Run the DADA2 workflow to correct reads and get amplicon sequence variants (ASVs). Note that we are using the --p-trim-left 15 parameter as recommended for IonTorrent data due to the lower quality of the beginning bases of those reads. You will probably want to increase the number of threads used below to the maximum your system has available.

qiime dada2 denoise-single \
   --i-demultiplexed-seqs reads_qza/reads_trimmed_filt.qza \
   --p-trunc-len 0 \
   --p-trim-left 15 \
   --p-max-ee 3 \
   --p-n-threads 4 \
   --output-dir dada2_output

2.2 Summarizing DADA2 output

Once a denoising pipeline has been run you can summarize the output table with the below command, which will create a visualization artifact for you to view.

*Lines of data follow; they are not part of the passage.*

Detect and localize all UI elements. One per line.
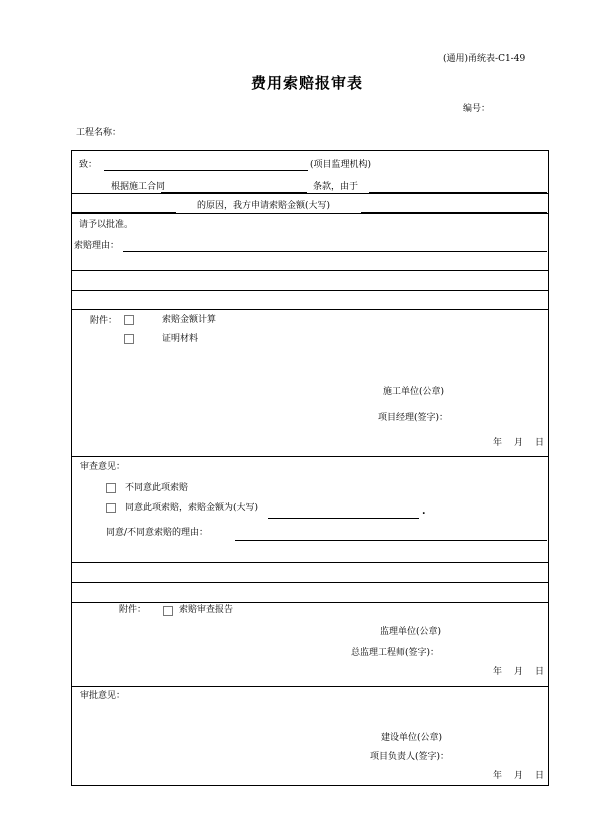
approved-amount-blank[interactable] [268, 518, 419, 519]
option-agree: 同意此项索赔，索赔金额为(大写) [125, 503, 259, 513]
row-divider [72, 213, 548, 214]
supervisor-org-label: (项目监理机构) [310, 160, 372, 170]
project-manager-signature-label: 项目经理(签字)： [378, 413, 449, 423]
attachment-item-claim-amount-calc: 索赔金额计算 [162, 315, 217, 325]
checkbox-claim-amount-calc[interactable] [124, 315, 134, 325]
owner-unit-label: 建设单位(公章) [381, 733, 443, 743]
review-attachment-label: 附件： [119, 605, 147, 615]
checkbox-disagree[interactable] [106, 483, 116, 493]
row-divider [72, 270, 548, 271]
chief-engineer-signature-label: 总监理工程师(签字)： [351, 648, 440, 658]
to-label: 致： [79, 160, 98, 170]
approval-label: 审批意见： [80, 691, 126, 701]
date-month: 月 [514, 667, 524, 677]
section-divider [72, 686, 548, 687]
date-month: 月 [514, 771, 524, 781]
claim-reason-label: 索赔理由： [74, 241, 120, 251]
review-attachment-item: 索赔审查报告 [179, 605, 234, 615]
checkbox-review-report[interactable] [163, 606, 173, 616]
period-mark: . [422, 506, 426, 517]
date-day: 日 [535, 771, 545, 781]
cause-blank[interactable] [369, 192, 547, 193]
checkbox-proof-materials[interactable] [124, 334, 134, 344]
review-reason-label: 同意/不同意索赔的理由： [106, 528, 209, 538]
form-code: (通用)甬统表-C1-49 [443, 54, 526, 64]
row-divider [72, 193, 548, 194]
owner-rep-signature-label: 项目负责人(签字)： [370, 752, 450, 762]
date-year: 年 [493, 771, 503, 781]
date-day: 日 [535, 667, 545, 677]
review-reason-blank[interactable] [235, 540, 547, 541]
date-year: 年 [493, 667, 503, 677]
row-divider [72, 562, 548, 563]
contractor-unit-label: 施工单位(公章) [383, 387, 445, 397]
attachments-label: 附件： [90, 316, 118, 326]
cause-continued-blank[interactable] [72, 212, 176, 213]
supervisor-org-blank[interactable] [104, 170, 308, 171]
contract-clause-blank[interactable] [161, 192, 307, 193]
clause-text: 条款，由于 [313, 182, 359, 192]
checkbox-agree[interactable] [106, 503, 116, 513]
claim-reason-blank[interactable] [123, 251, 547, 252]
row-divider [72, 582, 548, 583]
row-divider [72, 309, 548, 310]
approve-request: 请予以批准。 [79, 220, 134, 230]
supervisor-unit-label: 监理单位(公章) [380, 627, 442, 637]
contract-prefix: 根据施工合同 [111, 182, 166, 192]
reason-text: 的原因，我方申请索赔金额(大写) [197, 201, 331, 211]
option-disagree: 不同意此项索赔 [125, 483, 189, 493]
section-divider [72, 456, 548, 457]
row-divider [72, 290, 548, 291]
review-label: 审查意见： [80, 462, 126, 472]
date-day: 日 [535, 438, 545, 448]
project-name-label: 工程名称： [76, 128, 122, 138]
row-divider [72, 602, 548, 603]
page-title: 费用索赔报审表 [251, 74, 364, 92]
claim-amount-blank[interactable] [361, 212, 547, 213]
number-label: 编号： [463, 104, 491, 114]
claim-form-frame [71, 150, 549, 786]
date-year: 年 [493, 438, 503, 448]
attachment-item-proof-materials: 证明材料 [162, 334, 199, 344]
date-month: 月 [514, 438, 524, 448]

qiime feature-table summarize \
   --i-table dada2_output/table.qza \
   --o-visualization dada2_output/dada2_table_summary.qzv

You should also take a look at the read count table to see how many reads were retained at each step of the DADA2 pipeline:

qiime tools export --input-path dada2_output/denoising_stats.qza --output-path dada2_output
mv dada2_output/stats.tsv dada2_output/dada2_stats.tsv

3. Assign taxonomy to ASVs

As IonTorrent sequencing does not produce reads in a consistent F or R direction, unlike Illumina, the resulting ASV files have reads in both the 5'-3' plus 3'-5' directions...these "mixed orientation" files then break most pipelines in that many tools cannot read both orientations at the same time (ie: some tools can search the other orientation, but would assume all reads would be reversed if it found any). The easiest way to resolve this problem for taxonomic assignment, without resorting to complex scripting, is to simply use the VSEARCH classifier instead of the typical scikit-learn method we use for our typical Illumina SOP. Consult the documentation for more details on the parameters and preparation of the reference files required (although they are much more straightforward than the scikit-learn files) - the reference files listed below (16S only) are for our internal files+paths and you will have to change them to correspond to your system:

qiime feature-classifier classify-consensus-vsearch \
   --i-query dada2_output/representative_sequences.qza \
   --i-reference-reads /home/shared/rRNA_db/ForVSEARCH/silva_132_99_16S.qza \
   --i-reference-taxonomy /home/shared/rRNA_db/ForVSEARCH/silva_132_99_16S_majority_taxonomy_7_levels.qza \
   --p-threads $NCORES \
   --output-dir taxa

As with all QZA files, you can export the output file to take a look at the classifications and confidence scores:

qiime tools export --input-path taxa/classification.qza --output-path taxa

Steps 4 and Onward

Continue on with the standard Illumina amplicon SOP, keeping in mind the following notes:

Remember to modify the expected filenames and folders from "deblur..." to "dada2..." throughout.
There is no "bleed-through" phenomenon in IonTorrent sequencing (addressed in Step 4.1) therefore you may have to adjust the levels to which you filter out rare sequences. On the other hand, IonTorrent quality is poorer, therefore the two may balance each other out and you could still proceed with the same 0.1% filter level.